O Ente Libertário para além da Política e Economia

Ensaio metafisico sobre a filosofia libertária

Em O que é Filosofia? descrevi como as palavras livro e liberdade possuem a a mesma raiz etimológica e como essa raiz vai muito além dos nomes. Essa raiz, a Liber, não é só a origem do nome destas palavras, mas das coisas e suas ideias que elas representam, sendo também propriamente o signo de uma outra ideia que não remete a nenhuma “coisa” material, mas fenomenal- ao menos não dentro da nosso campo sensorial das coisas. A palavra Liber não se refere portanto nem a um objeto concreto, nem muito menos a uma mera abstração mental das relação entre os mesmos. A Liber não é só ideia que dá origem ao nome dessas coisas, mas é em si a própria “coisa” fenomenal metafisicam, a força original e geradora constantemente essas coisas (e todas demais). Embora seja aparentemente um contrasenso definir um objeto da metafísica como um fenômeno, não o é, se entendermos a conceito em seu sentido original de transcendência do mundo sensível, ou da percepção ordinária.

De fato a metafisica pode ser entendida a luz das descobertas cientificas modernas como apenas o campo da física ao qual não temos instrumentos naturais ou artificiais para observar diretamente os objetos, mas tão somente apreender sua existência indiretamente pelas seus efeitos. É de se supor portanto que alguns objetos puramente metafísicos, como as partículas e forças elementares passem a ser objetos da observação da física, outros contudo permanecerão incognoscíveis tanto pela sua sua natureza, quanto pelo limites intrínsicos do horizontes de eventos da cognição.

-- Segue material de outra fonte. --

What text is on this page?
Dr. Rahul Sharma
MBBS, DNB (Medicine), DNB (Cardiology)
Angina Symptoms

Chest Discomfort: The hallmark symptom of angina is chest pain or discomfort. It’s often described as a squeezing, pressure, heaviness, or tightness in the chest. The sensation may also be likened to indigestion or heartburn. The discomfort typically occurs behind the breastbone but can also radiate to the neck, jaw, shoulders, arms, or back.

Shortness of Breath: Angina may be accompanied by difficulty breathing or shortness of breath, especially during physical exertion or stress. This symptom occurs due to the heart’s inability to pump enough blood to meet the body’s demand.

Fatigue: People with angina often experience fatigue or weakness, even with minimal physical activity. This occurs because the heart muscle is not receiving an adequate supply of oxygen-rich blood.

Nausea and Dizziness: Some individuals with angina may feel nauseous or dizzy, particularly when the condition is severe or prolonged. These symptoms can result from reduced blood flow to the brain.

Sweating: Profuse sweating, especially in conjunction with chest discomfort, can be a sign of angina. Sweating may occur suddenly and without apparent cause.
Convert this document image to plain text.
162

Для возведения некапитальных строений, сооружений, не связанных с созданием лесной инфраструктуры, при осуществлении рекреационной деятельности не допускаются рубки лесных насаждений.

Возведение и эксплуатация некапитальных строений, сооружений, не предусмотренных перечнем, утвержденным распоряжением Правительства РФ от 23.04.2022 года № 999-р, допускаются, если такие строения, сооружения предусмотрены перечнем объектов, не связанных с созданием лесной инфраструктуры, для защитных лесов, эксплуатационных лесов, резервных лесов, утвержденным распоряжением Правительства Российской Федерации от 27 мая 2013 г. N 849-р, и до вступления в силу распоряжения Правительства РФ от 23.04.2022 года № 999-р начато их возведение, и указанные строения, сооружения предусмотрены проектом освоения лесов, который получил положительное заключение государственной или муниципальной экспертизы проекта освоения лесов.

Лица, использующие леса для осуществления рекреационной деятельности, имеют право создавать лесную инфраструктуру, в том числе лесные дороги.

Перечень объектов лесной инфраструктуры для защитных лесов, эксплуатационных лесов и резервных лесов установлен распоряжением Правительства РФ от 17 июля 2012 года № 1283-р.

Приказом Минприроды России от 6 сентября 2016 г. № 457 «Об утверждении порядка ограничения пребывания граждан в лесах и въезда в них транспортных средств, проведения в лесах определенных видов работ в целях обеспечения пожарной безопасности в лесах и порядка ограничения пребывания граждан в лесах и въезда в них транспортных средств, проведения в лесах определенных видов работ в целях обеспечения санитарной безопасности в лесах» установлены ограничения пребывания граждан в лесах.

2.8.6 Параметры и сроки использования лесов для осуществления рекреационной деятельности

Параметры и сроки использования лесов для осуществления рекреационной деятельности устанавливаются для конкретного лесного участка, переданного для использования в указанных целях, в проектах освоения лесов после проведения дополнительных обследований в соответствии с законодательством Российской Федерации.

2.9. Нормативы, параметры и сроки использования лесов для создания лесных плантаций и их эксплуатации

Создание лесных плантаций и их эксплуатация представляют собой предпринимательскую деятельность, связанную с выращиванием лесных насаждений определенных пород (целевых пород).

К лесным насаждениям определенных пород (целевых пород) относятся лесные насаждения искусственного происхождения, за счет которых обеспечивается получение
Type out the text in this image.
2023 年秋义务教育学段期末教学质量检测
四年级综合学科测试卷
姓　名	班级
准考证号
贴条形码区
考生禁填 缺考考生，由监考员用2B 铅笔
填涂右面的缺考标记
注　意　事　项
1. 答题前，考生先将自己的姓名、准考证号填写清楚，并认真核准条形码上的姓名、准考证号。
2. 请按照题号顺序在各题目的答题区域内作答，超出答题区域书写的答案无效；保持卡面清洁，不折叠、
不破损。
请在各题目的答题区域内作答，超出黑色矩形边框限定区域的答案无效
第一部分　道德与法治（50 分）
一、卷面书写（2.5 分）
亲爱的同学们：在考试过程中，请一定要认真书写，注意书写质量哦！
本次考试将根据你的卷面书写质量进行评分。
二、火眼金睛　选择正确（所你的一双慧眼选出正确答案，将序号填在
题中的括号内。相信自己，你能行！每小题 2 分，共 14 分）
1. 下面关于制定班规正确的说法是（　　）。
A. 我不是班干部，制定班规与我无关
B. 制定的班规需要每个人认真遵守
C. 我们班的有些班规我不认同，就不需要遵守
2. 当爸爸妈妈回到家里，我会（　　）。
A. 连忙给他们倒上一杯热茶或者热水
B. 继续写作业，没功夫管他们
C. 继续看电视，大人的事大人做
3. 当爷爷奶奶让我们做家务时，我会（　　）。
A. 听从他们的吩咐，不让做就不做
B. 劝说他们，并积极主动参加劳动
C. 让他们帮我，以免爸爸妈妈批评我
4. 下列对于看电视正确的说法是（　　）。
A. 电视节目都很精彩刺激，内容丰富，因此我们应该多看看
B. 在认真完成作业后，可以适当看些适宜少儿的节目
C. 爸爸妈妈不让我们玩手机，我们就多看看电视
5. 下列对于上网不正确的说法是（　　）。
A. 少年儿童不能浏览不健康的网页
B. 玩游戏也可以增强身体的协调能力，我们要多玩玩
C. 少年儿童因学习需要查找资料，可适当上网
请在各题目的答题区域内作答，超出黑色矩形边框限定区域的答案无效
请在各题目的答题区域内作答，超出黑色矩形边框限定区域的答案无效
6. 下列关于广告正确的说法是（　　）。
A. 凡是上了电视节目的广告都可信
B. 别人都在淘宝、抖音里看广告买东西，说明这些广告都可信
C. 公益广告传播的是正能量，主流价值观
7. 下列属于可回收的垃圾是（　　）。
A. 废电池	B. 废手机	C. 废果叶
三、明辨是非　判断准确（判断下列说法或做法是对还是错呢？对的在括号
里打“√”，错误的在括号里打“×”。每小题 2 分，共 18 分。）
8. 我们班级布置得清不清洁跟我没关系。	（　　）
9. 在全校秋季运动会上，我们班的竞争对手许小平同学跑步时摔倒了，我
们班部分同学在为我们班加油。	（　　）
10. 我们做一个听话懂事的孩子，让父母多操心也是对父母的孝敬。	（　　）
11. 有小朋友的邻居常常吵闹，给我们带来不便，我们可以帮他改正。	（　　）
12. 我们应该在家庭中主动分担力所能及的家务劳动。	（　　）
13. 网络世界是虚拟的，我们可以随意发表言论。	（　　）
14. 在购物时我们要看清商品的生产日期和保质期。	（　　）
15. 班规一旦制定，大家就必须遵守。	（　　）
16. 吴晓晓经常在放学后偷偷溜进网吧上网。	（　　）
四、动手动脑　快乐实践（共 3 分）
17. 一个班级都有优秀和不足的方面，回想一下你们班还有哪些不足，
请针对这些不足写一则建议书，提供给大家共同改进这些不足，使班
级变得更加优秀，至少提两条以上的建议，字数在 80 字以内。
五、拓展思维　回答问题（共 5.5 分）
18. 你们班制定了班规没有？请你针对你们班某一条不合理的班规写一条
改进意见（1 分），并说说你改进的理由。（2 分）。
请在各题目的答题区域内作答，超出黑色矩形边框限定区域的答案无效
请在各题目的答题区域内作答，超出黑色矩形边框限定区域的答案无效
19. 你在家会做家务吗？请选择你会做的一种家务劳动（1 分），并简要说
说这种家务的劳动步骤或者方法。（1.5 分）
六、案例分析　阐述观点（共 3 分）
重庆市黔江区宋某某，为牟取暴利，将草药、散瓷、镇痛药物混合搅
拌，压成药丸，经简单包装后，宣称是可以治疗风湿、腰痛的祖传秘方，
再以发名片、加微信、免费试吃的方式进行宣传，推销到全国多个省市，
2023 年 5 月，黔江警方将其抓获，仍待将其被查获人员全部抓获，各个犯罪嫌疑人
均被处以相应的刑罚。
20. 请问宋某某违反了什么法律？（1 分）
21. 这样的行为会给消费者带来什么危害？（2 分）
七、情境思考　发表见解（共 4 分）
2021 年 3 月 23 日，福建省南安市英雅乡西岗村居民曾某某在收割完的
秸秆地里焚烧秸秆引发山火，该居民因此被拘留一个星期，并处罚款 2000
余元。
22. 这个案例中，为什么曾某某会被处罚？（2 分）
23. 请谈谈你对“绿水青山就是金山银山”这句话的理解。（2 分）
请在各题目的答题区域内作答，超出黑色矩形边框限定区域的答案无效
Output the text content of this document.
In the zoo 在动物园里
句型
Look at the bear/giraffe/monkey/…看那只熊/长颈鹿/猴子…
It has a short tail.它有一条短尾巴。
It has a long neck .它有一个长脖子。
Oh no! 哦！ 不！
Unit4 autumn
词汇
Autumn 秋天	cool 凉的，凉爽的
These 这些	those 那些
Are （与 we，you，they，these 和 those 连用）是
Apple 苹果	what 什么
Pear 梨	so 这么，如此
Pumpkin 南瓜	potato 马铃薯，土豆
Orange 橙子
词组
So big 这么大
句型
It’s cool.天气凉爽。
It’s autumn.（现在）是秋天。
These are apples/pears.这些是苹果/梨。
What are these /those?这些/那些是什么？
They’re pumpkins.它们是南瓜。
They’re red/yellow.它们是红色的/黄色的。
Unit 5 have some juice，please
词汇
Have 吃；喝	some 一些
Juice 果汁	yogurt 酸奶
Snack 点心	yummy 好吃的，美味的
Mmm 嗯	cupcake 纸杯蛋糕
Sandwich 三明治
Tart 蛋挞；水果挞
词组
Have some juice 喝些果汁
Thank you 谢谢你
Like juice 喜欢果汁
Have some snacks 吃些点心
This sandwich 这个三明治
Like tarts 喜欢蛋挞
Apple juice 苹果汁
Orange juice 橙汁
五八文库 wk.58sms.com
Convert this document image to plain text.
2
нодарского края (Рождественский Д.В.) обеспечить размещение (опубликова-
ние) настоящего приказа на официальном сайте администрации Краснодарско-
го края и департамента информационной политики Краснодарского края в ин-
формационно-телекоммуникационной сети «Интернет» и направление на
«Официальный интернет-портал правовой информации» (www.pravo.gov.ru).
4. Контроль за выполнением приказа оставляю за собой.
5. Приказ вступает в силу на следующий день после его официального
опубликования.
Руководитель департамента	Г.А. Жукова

Assim enquanto alguns objetos da metafisica pertence apenas ao plano do desconhecido sensível, outros pertencem definitivamente ao plano do intelectivamente incognoscível; permanecem como eternos buracos negros que como o Tao, deles conhecemos apenas as suas pegadas no nosso Universo. A Liber é por definição esse Tao metafísico.

Isto não exclui os outros sentidos dados a liberdade pelo contrário, faz parte da sua concepção. Assim em certo sentido, a liberdade, assim como a igualdade, pode ser o produto abstrato, relativo e subjetivo das observação das relações entre seres. Mas em sentido próprio e absoluto é tanto sinônimo dessa força criativa como fenômeno propriamente dito, quanto da mesma enquanto propriedade inerente aos seres dotados dessa força libertária, a qual denominamos volição ou simplesmente força de vontade.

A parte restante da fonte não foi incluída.